François : Oui, et les morts, au travers de leurs textes, peuvent aborder plusieurs enjeux contemporains.
Il y a des passages dans votre travail, en ce sens, vous faites des liens avec d’autres domaines de la
communication, comme la communication organisationnelle. Par exemple, vous parlez de Kafka comme
d’un grand théoricien de la communication organisationnelle. Je suis d’accord avec cela, mais vous
rajoutez quelque chose d’intéressant : « La bureaucratie est un monde où la source ultime d’un message
est cachée » (J. D. Peters, 1999, p. 203).

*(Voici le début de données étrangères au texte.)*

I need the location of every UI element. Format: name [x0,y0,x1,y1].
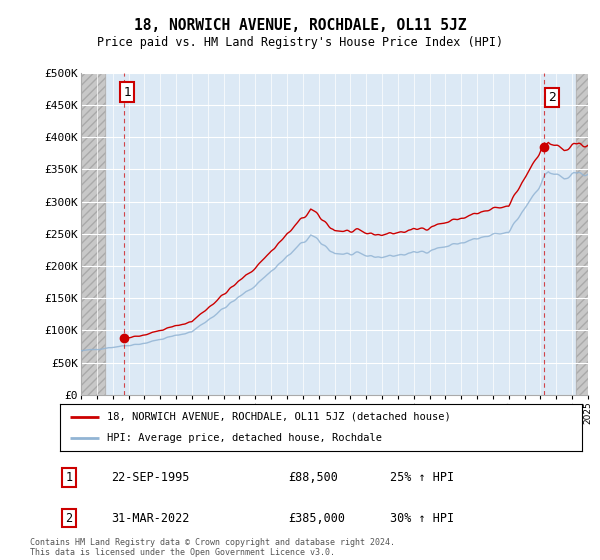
Text: Contains HM Land Registry data © Crown copyright and database right 2024.
This d: Contains HM Land Registry data © Crown c… [30,538,395,557]
Text: 18, NORWICH AVENUE, ROCHDALE, OL11 5JZ: 18, NORWICH AVENUE, ROCHDALE, OL11 5JZ [134,18,466,33]
Text: 2: 2 [65,511,73,525]
Text: 18, NORWICH AVENUE, ROCHDALE, OL11 5JZ (detached house): 18, NORWICH AVENUE, ROCHDALE, OL11 5JZ (… [107,412,451,422]
Text: 30% ↑ HPI: 30% ↑ HPI [390,511,454,525]
Text: £88,500: £88,500 [288,470,338,484]
Text: 25% ↑ HPI: 25% ↑ HPI [390,470,454,484]
Bar [81,73,105,395]
Text: 1: 1 [124,86,131,99]
Text: 31-MAR-2022: 31-MAR-2022 [111,511,190,525]
Text: 22-SEP-1995: 22-SEP-1995 [111,470,190,484]
Text: HPI: Average price, detached house, Rochdale: HPI: Average price, detached house, Roch… [107,433,382,444]
Text: Price paid vs. HM Land Registry's House Price Index (HPI): Price paid vs. HM Land Registry's House … [97,36,503,49]
Bar [576,73,588,395]
Text: 2: 2 [548,91,556,104]
Text: £385,000: £385,000 [288,511,345,525]
Text: 1: 1 [65,470,73,484]
Bar [576,73,588,395]
Bar [81,73,105,395]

La bureaucratie soviétique, toute bureaucratie d’ailleurs,
comporte cet aspect, je peux le concevoir.
Ben : Ayant écrit récemment un livre sur les surprises de la bureaucratie soviétique (B. Peters, 2016), je
me permets d’oser une contribution ici. Peut-être que nous pourrions dire que le dialogue, lorsqu’il est
réduit à ses composantes essentielles, finit par ressembler à une forme d’arithmétique dans sa nervosité
et dans son exactitude trop exigeante. La dissémination, pour sa part, lorsqu’elle est trop réduite, produit
un anonymat statistique, l’étalement d’un message jusqu’à ce que sa source soit étirée et ne puisse plus
être reconnue. Cela dit, pour retourner à votre argument sur la lecture, lire la bureaucratie montre qu’aucun
de ces points terminauxle dialogue ou la disséminationsuffisent pour comprendre la communication.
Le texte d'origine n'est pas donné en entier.